The highest point in Dominica is Morne Diablatins (1,447 m).
There are a number of volcanoes on Dominica but there have been no major eruptions for centuries.
Boiling Lake, in the Morne Trois Pitons National Park, is one of the world's largest thermal lakes.
Stone Age tribes from the Orinoco were the first people to inhabit Dominica.
Excavations have discovered pottery belonging to Amerindian people living in Dominica over a thousand years ago.
Today, three thousand Carib Indians, the Kalinago, live in the tropical forest of Dominica.
Christopher Columbus visited the island in 1493. As he landed on a Sunday, he called the island Dominica (Sunday Island).
During the early seventeenth century, both the British and French had settlements on Dominica.
Dominica was ceded to Britain in 1763 (Treaty of Paris).
Black African slaves were used as labour on the plantations.
The Abolition of the Slave Trade Act (1807) prohibited the slave trade within the British Empire. (Slaves in the British colonies did not gain their freedom until the 1830s. The 1833 Abolition of Slavery Act began the process leading to emancipation).
Jean Rhys, the novelist, was born in Dominica. She is famous for Wide Sargasso Sea, which tells the story of the first wife of Mr Rochester, a character in Charlotte Bronte's novel Jane Eyre.
Between 1958 and 1962, Dominica was a member of the West Indies Federation.
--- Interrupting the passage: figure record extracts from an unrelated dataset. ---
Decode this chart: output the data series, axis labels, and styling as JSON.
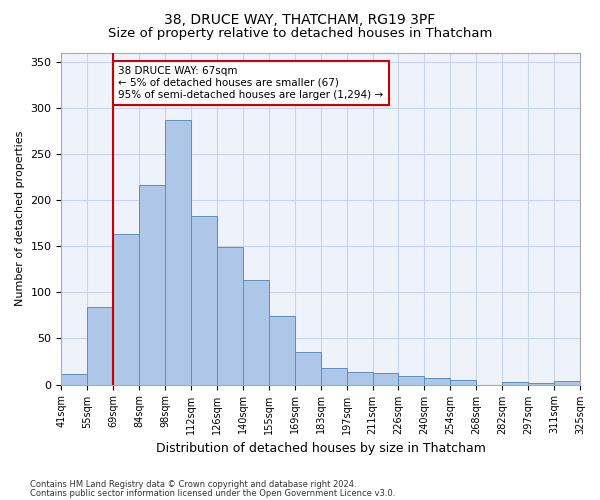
{
  "title1": "38, DRUCE WAY, THATCHAM, RG19 3PF",
  "title2": "Size of property relative to detached houses in Thatcham",
  "xlabel": "Distribution of detached houses by size in Thatcham",
  "ylabel": "Number of detached properties",
  "categories": [
    "41sqm",
    "55sqm",
    "69sqm",
    "84sqm",
    "98sqm",
    "112sqm",
    "126sqm",
    "140sqm",
    "155sqm",
    "169sqm",
    "183sqm",
    "197sqm",
    "211sqm",
    "226sqm",
    "240sqm",
    "254sqm",
    "268sqm",
    "282sqm",
    "297sqm",
    "311sqm",
    "325sqm"
  ],
  "values": [
    12,
    84,
    163,
    216,
    287,
    183,
    149,
    113,
    74,
    35,
    18,
    14,
    13,
    9,
    7,
    5,
    0,
    3,
    2,
    4
  ],
  "bar_color": "#aec6e8",
  "bar_edge_color": "#5a8fc2",
  "vline_color": "#cc0000",
  "annotation_text": "38 DRUCE WAY: 67sqm\n← 5% of detached houses are smaller (67)\n95% of semi-detached houses are larger (1,294) →",
  "annotation_box_color": "#ffffff",
  "annotation_box_edge": "#cc0000",
  "footnote1": "Contains HM Land Registry data © Crown copyright and database right 2024.",
  "footnote2": "Contains public sector information licensed under the Open Government Licence v3.0.",
  "bg_color": "#eef2fa",
  "ylim": [
    0,
    360
  ],
  "title1_fontsize": 10,
  "title2_fontsize": 9.5,
  "ylabel_fontsize": 8,
  "xlabel_fontsize": 9,
  "tick_fontsize": 7,
  "bar_width": 1.0,
  "vline_pos": 1.5
}
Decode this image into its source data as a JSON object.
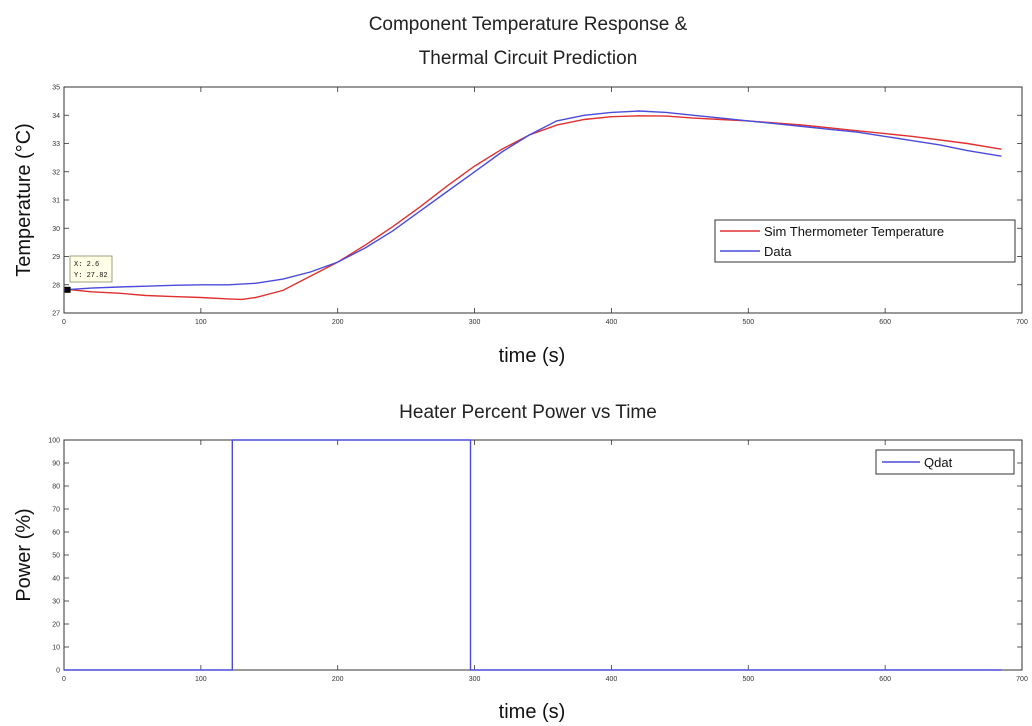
{
  "chart_data": [
    {
      "type": "line",
      "title_lines": [
        "Component Temperature Response &",
        "Thermal Circuit Prediction"
      ],
      "xlabel": "time (s)",
      "ylabel": "Temperature (°C)",
      "xlim": [
        0,
        700
      ],
      "ylim": [
        27,
        35
      ],
      "xticks": [
        0,
        100,
        200,
        300,
        400,
        500,
        600,
        700
      ],
      "yticks": [
        27,
        28,
        29,
        30,
        31,
        32,
        33,
        34,
        35
      ],
      "grid": false,
      "legend_position": "right",
      "series": [
        {
          "name": "Sim Thermometer Temperature",
          "color": "#e03030",
          "x": [
            0,
            20,
            40,
            60,
            80,
            100,
            120,
            130,
            140,
            160,
            180,
            200,
            220,
            240,
            260,
            280,
            300,
            320,
            340,
            360,
            380,
            400,
            420,
            440,
            460,
            480,
            500,
            540,
            580,
            620,
            660,
            685
          ],
          "y": [
            27.85,
            27.75,
            27.7,
            27.62,
            27.58,
            27.55,
            27.5,
            27.48,
            27.55,
            27.8,
            28.3,
            28.8,
            29.4,
            30.05,
            30.75,
            31.5,
            32.2,
            32.8,
            33.3,
            33.65,
            33.85,
            33.95,
            33.98,
            33.97,
            33.9,
            33.85,
            33.8,
            33.65,
            33.45,
            33.25,
            33.0,
            32.8
          ]
        },
        {
          "name": "Data",
          "color": "#4b4bdb",
          "x": [
            0,
            20,
            40,
            60,
            80,
            100,
            120,
            140,
            160,
            180,
            200,
            220,
            240,
            260,
            280,
            300,
            320,
            340,
            360,
            380,
            400,
            420,
            440,
            460,
            480,
            500,
            520,
            540,
            560,
            580,
            600,
            620,
            640,
            660,
            685
          ],
          "y": [
            27.82,
            27.88,
            27.92,
            27.95,
            27.98,
            28.0,
            28.0,
            28.05,
            28.2,
            28.45,
            28.8,
            29.3,
            29.9,
            30.6,
            31.3,
            32.0,
            32.7,
            33.3,
            33.8,
            34.0,
            34.1,
            34.15,
            34.1,
            34.0,
            33.9,
            33.8,
            33.7,
            33.6,
            33.5,
            33.4,
            33.25,
            33.1,
            32.95,
            32.75,
            32.55
          ]
        }
      ],
      "datatip": {
        "x": 2.6,
        "y": 27.82,
        "line1": "X: 2.6",
        "line2": "Y: 27.82"
      }
    },
    {
      "type": "line",
      "title": "Heater Percent Power vs Time",
      "xlabel": "time (s)",
      "ylabel": "Power (%)",
      "xlim": [
        0,
        700
      ],
      "ylim": [
        0,
        100
      ],
      "xticks": [
        0,
        100,
        200,
        300,
        400,
        500,
        600,
        700
      ],
      "yticks": [
        0,
        10,
        20,
        30,
        40,
        50,
        60,
        70,
        80,
        90,
        100
      ],
      "grid": false,
      "legend_position": "top-right",
      "series": [
        {
          "name": "Qdat",
          "color": "#4b4bdb",
          "x": [
            0,
            123,
            123,
            297,
            297,
            685
          ],
          "y": [
            0,
            0,
            100,
            100,
            0,
            0
          ]
        }
      ]
    }
  ]
}
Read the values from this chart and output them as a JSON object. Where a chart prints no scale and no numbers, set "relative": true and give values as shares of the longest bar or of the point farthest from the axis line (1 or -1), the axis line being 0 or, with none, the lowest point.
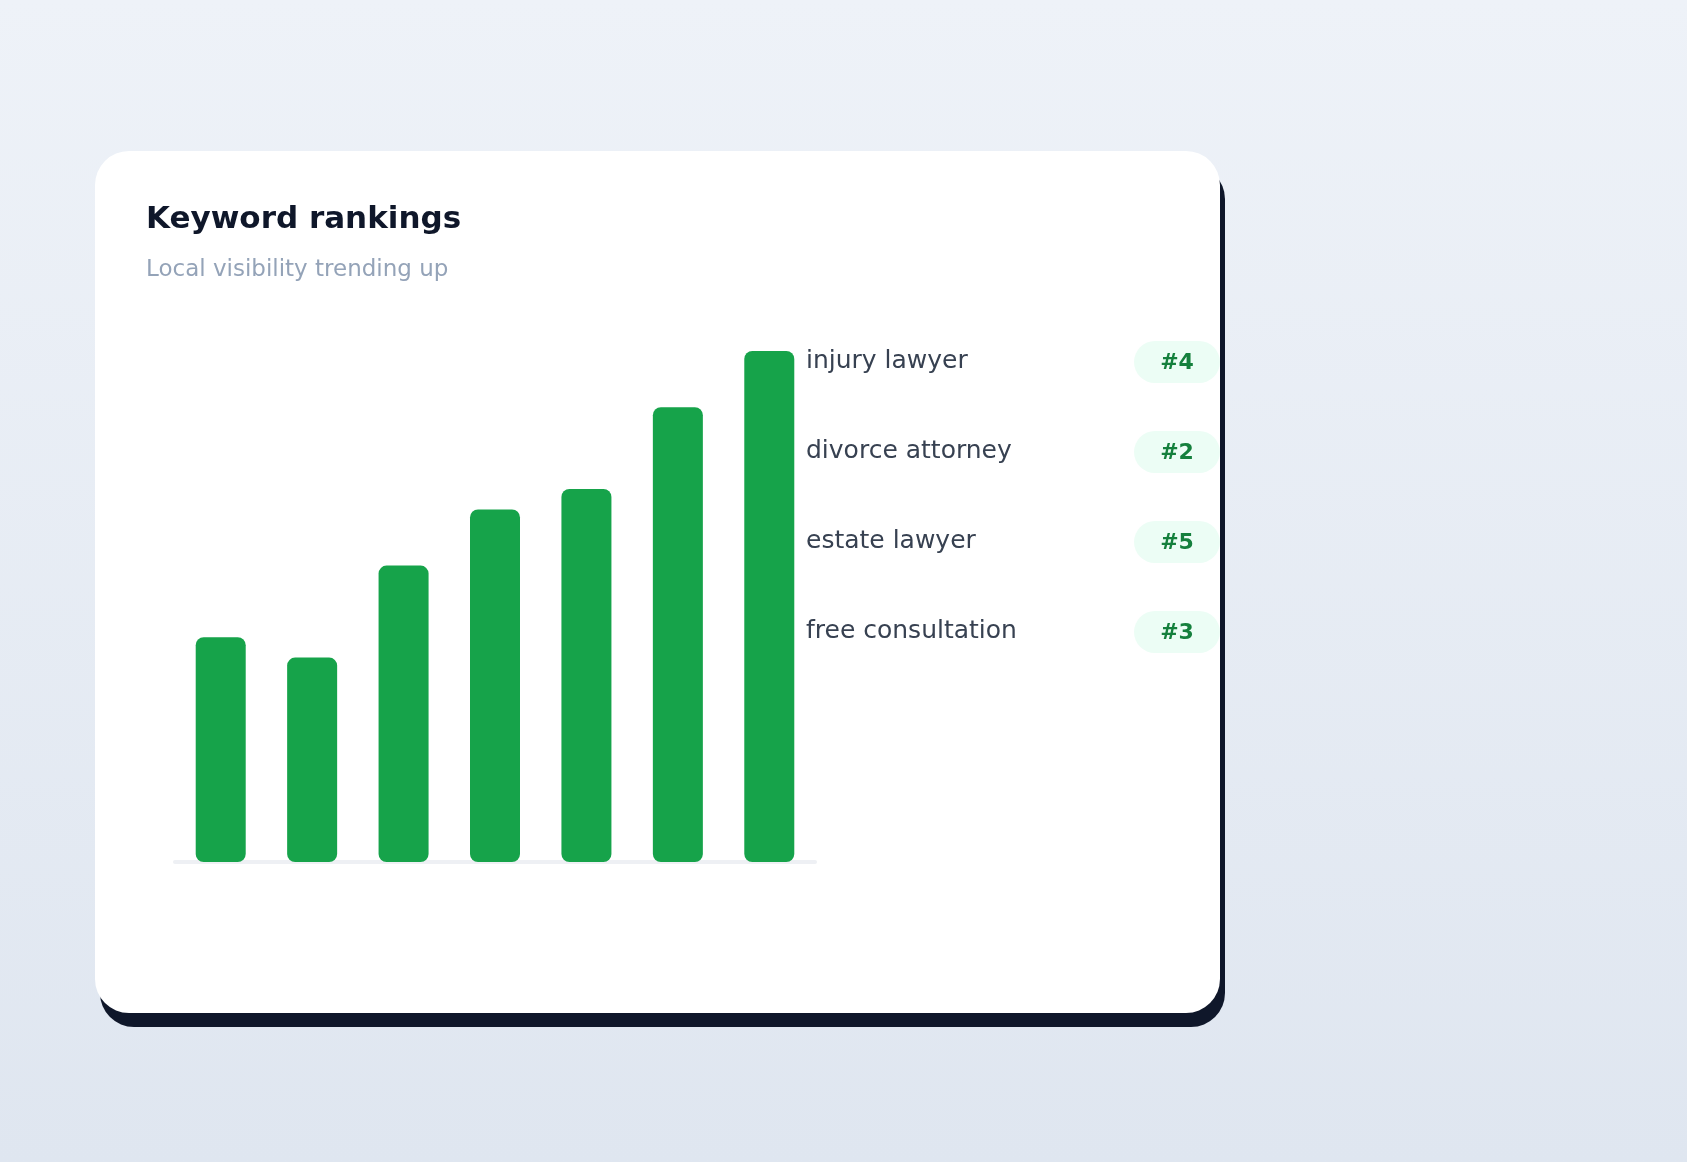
{
  "chart_data": [
    {
      "type": "bar",
      "title": "Keyword rankings",
      "subtitle": "Local visibility trending up",
      "relative": true,
      "categories": [
        null,
        null,
        null,
        null,
        null,
        null,
        null
      ],
      "values": [
        0.44,
        0.4,
        0.58,
        0.69,
        0.73,
        0.89,
        1.0
      ],
      "color": "#16a34a"
    },
    {
      "type": "other",
      "annotations": [
        "injury lawyer",
        "#4",
        "divorce attorney",
        "#2",
        "estate lawyer",
        "#5",
        "free consultation",
        "#3"
      ]
    }
  ]
}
Dominica gained its independence in 1978.
Two years after independence Mary Eugenia Charles became the first female Prime Minister in the Caribbean.
Coup attempts took place Dominica in 1981.
Token Dominican forces took part in the invasion of Grenada in 1983 when US forces and six Caribbean countries ousted coup leaders.
Dominica suffered from hurricanes in 1979 (Hurricane David), 1980 (Hurricane Allen), 1995 (Hurricane Luis) and 1999 (Hurricane Lenny).
In November 2004 an earthquake occurred in the north of Dominica causing millions of dollars of damage.
Hurricane Dean destroyed most of Dominica's banana crop in August 2007.
In September 2017 Hurricane Maria hit Dominica only weeks after several people died after Tropical Storm Erika.